Does that sound like a sensible way of doing it, or is there a more user friendly way of going about this?
Then, of course, the SEO part of my brain kicks in and wonders if I should really let sleeping dogs lie and not touch old content? Also, there is the question of direct links and users' bookmarks. - Wouldn't it be great to have some kind of partial 301 redirect for cases like this? ;)
Should I, perhaps, only apply this policy to new articles and simply accept that the old content is there and live with it?
So I recently have started doing this with some pages. Basically, I keep the original URL as a sort of doorway page and either keep the original intro material or rewrite it somewhat. Then the other pieces of the article go on subpages. Each page on the article gets a box of some sort (side bar, floated div) with a "table of contents" so that from any point, the reader can get to any point, and each new article has some nice, descriptive anchor text.
It's more or less the way cnet, pcmag, devshed and sites that tend to put long articles online do it.
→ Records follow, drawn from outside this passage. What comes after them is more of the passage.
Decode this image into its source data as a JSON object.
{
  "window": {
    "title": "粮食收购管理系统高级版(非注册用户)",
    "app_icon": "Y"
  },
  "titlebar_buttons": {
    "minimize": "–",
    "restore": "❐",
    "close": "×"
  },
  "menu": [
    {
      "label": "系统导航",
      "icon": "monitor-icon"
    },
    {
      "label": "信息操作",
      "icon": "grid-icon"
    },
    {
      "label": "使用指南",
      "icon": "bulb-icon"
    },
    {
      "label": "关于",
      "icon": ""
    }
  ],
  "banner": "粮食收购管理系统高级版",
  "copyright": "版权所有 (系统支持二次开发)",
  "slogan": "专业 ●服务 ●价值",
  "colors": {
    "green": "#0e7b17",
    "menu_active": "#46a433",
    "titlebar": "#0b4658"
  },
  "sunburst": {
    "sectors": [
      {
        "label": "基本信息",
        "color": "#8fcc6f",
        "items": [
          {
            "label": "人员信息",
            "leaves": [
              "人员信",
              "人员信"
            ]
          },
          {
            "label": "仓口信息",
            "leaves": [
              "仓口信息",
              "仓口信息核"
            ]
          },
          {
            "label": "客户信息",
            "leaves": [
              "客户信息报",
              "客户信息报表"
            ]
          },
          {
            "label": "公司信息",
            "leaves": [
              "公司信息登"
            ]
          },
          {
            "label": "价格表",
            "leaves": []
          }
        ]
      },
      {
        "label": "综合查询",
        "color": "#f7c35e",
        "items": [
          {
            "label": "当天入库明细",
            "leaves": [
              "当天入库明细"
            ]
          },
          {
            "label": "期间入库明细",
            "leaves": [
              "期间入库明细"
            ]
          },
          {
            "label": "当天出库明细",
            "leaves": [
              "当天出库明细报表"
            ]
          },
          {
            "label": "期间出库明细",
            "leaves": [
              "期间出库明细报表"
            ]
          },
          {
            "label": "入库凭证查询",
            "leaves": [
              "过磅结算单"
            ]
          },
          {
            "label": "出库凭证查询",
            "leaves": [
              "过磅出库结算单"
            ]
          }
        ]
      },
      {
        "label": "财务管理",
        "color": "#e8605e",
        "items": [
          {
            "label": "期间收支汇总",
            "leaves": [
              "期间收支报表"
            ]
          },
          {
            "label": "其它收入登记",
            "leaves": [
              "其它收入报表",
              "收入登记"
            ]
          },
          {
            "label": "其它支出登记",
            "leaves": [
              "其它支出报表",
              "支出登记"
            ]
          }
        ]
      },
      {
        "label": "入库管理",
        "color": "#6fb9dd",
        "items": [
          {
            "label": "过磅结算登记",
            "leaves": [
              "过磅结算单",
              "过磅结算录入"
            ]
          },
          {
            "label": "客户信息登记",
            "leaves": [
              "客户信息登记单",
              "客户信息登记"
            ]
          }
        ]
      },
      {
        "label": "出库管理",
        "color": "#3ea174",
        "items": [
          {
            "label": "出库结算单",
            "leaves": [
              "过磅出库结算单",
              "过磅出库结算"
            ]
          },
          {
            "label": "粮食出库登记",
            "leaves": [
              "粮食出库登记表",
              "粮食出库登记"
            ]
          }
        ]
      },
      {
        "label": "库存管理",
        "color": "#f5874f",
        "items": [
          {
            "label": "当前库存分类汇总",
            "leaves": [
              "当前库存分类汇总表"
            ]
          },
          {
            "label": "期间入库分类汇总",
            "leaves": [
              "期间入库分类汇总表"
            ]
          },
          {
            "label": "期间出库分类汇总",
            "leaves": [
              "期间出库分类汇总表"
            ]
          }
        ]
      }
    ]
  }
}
If it's merely a two-part article, I would do it more the way the NYT and Newseek do it for 2-3 part pieces, which to put link text at the bottom of each page to take you to the next one. This is analoguous to the way it's done in print media as well with some nice teaser text to get you to flip the page.
Now that I think of it, though, I try to do both - table of contents high on the page floated for quick navigation, and teaser text at the bottom of the article to get people to "turn the page".